The existance or propriety of property rights has nothing to do with labor and everything to do with the fact that there are a whole bunch of people and not enough resources/land/labor/whatever, a condition called scarcity. Private property is an institution that arises simply from the desire to have security in one's possession of X so that X can be (re)distributed in an efficient manner. Supply and demand - that's all there is to it.
Not a "moral" justification, I guess, but then I think most "moral" justifications put forward for a particular economic process pretty much boil down to "just because." "Just because" gets us two sets of people yelling at each other while usually accomplishing precisely zilch [see also: most political "debates"]. And heaven help us if they do accomplish something.
Private property may be justifiable through practical concerns. But other societies have overcome the "scarcity" problem without private property. Granted, they weren't as wealthy but they survived.

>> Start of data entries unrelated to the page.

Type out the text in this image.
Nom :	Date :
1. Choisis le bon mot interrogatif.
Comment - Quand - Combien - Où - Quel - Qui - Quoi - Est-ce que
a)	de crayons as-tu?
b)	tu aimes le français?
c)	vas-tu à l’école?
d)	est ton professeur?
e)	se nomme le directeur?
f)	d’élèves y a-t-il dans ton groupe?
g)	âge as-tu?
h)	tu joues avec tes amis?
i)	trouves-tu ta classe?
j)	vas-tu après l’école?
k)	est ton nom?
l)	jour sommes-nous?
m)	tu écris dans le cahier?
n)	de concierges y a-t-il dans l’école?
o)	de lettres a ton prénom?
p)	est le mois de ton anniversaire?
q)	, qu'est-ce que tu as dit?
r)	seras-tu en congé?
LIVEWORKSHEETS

Unless you go a bit farther and attempt to morally justify private property then there is no particular reason to be capitalist over communist, socialist, primitivist, etc.
Dissonant Cognition
31-10-2005, 05:52
Unless you go a bit farther and attempt to morally justify private property then there is no particular reason to be capitalist over communist, socialist, primitivist, etc.
Of course there is a reason to prefer capitalism:
Granted, they weren't as wealthy but they survived.
I assume that most reasonable people would prefer something more than a daily struggle for survival.
Free Soviets
31-10-2005, 06:42
Of course there is a reason to prefer capitalism:
I assume that most reasonable people would prefer something more than a daily struggle for survival.
of course, non-capitalist societies were not typically engaged in a literal daily struggle for survival either. even poor foragers typically worked fewer hours per day and fewer days per week than modern people. or as a ju/'hoansi man told richard lee, "why should we plant when there are so many mongomongo nuts in the world?"
Free Soviets hit the nail on the head. If you recongnize an indifference curve you recongnize different preferences. There is no reason to promote private property other than that more people like computers than a stroll in the afternoon.